Unter dem Motto „Kirche an anderen Orten“ fand im Foyer des Landratsamts Würzburg ein Gottesdienst der besonderen Art statt. Inmitten der fünften Jahreszeit stand das Thema Maskieren und Verkleiden im Mittelpunkt – und die Frage, welche Rollen Menschen im Alltag einnehmen. Der für alle Bürgerinnen und Bürger offene Gottesdienst wurde gemeinsam vom Landratsamt Würzburg und dem Evangelisch-Lutherischen Dekanat Würzburg initiiert. Für die musikalische Gestaltung sorgten Sabine Dietz am Keyboard sowie der Chor des Landratsamts, die dem Gottesdienst einen festlichen und zugleich beschwingten Rahmen verliehen.

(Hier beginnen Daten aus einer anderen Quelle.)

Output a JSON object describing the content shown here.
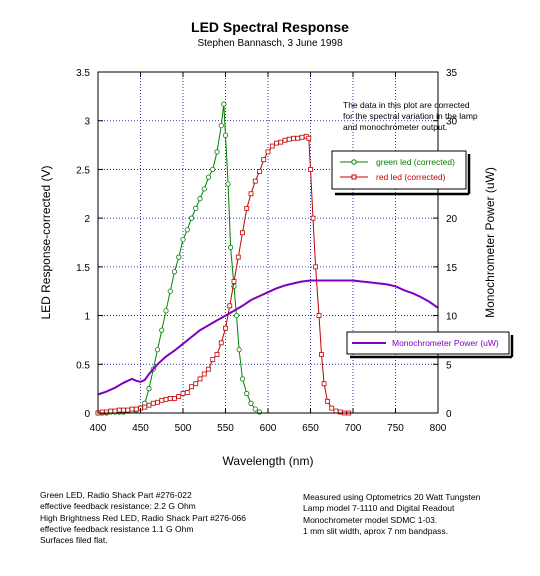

Pfarrer Frank Witzel eröffnete den Gottesdienst bewusst unkonventionell: Zunächst mit pinker Perücke und Clownsnase, wechselte er während der Einführung sichtbar seine Rollen – über eine Motorradkluft mit Lederjacke, Sonnenbrille und Handschuhen bis hin zu Talar und Stola. Auf diese Weise machte er das Thema des Gottesdienstes eindrucksvoll erlebbar. „Die Faschingszeit gibt uns nicht nur die Gelegenheit, uns zu verkleiden. Wir können uns ausprobieren und uns trauen, anders zu sein. Um zu entdecken, wer wir wirklich sind, braucht es Vertrauen und Angstfreiheit. Gottes Gnade befreit von Angst“, so Pfarrer Witzel.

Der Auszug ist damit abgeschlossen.